因为我需要对所有的 job 都上传 cache，并对部分 job 做 channel 更新，所以我选择了静态命令。

services.hydra.extraConfig = lib.mkAfter ''
  <runcommand>
    command = "${lib.getExe hydraHook}"
  </runcommand>
'';

命令定义在 hydraHook 中,.定义如下：

hydraHook = pkgs.writeShellApplication {
  name = "hydra-hook";
  runtimeInputs = with pkgs; [
    jq
    systemd
    getFlakeCommit
    channelUpdate
  ];
  text = ''
    echo "--- begin event ---"
    cat "$HYDRA_JSON" | jq
    echo "--- end event ---"

    # ...
  '';
};

其中省略部分在后面介绍。这个命令分为几部分，我们一步步来看。

首先 Hydra 会将事件信息以 JSON 格式传递给命令，存储在 $HYDRA_JSON 文件中。把这个文件输出到日志里，方便调试。

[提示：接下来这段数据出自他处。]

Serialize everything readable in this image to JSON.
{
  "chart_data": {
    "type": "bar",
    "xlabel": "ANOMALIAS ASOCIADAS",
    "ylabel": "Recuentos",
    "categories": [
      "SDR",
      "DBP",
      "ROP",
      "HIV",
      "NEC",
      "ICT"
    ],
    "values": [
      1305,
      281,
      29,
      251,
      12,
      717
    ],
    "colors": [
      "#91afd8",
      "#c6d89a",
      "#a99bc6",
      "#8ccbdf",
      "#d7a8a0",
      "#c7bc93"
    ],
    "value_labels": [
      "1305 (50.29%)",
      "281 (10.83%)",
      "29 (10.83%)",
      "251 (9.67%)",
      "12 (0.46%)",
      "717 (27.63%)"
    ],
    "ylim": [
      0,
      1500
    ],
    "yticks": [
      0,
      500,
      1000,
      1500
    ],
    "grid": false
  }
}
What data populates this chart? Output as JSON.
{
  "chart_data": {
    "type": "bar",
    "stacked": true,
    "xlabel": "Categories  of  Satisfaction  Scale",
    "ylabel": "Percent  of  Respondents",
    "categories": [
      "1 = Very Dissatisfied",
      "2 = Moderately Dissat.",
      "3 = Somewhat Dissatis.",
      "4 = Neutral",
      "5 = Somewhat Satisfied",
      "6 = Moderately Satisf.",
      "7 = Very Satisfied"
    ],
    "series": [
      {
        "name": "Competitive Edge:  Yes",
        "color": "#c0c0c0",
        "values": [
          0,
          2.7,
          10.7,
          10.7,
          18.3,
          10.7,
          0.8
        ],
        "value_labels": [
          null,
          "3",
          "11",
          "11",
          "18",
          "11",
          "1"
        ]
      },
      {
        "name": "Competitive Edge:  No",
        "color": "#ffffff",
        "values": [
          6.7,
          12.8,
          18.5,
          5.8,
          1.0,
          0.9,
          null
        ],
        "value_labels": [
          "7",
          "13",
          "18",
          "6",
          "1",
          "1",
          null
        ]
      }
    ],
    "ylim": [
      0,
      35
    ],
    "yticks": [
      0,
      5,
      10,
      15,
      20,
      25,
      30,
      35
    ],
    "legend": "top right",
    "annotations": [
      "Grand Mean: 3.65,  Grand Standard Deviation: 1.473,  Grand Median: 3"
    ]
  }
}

然后判断这是否是一个构建成功的事件，如果不是，就退出。

if [ "$(jq '.event == "buildFinished" and .buildStatus == 0' "$HYDRA_JSON")"  != "true" ]; then
  echo "not a successful buildFinished event, exit."
  exit 0
fi

如果构建成功，就将构建好的包上传到我的土制 Nix S3 Binary Cache中，我将上传逻辑包装在了一个 copy-cache-li7g-com@.service 服务中，所以脚本中是对每一个输出调用 systemctl start。

echo "copying outputs to cache..."
jq --raw-output '.outputs[].path' "$HYDRA_JSON" | while read -r out; do
  echo "copying to cache: $out..."
  systemctl start "copy-cache-li7g-com@$(systemd-escape "$out").service"
  echo "done."
done

Hydra 的权限不能调用 systemctl，添加 polkit 规则允许 Hydra 用户调用这个服务（不要使用 sudo）：

security.polkit.extraConfig = ''
  polkit.addRule(function(action, subject) {
    if (action.id == "org.freedesktop.systemd1.manage-units" &&
        RegExp('copy-cache-li7g-com@.+\.service').test(action.lookup("unit")) === true &&
        subject.isInGroup("hydra")) {
      return polkit.Result.YES;
    }
  });
'';

接下来判断这个 job 需不需要更新 channel。在我的 dotfiles 中，凡是以 nixos- 开头的 hydraJobs 都需要更新 channel。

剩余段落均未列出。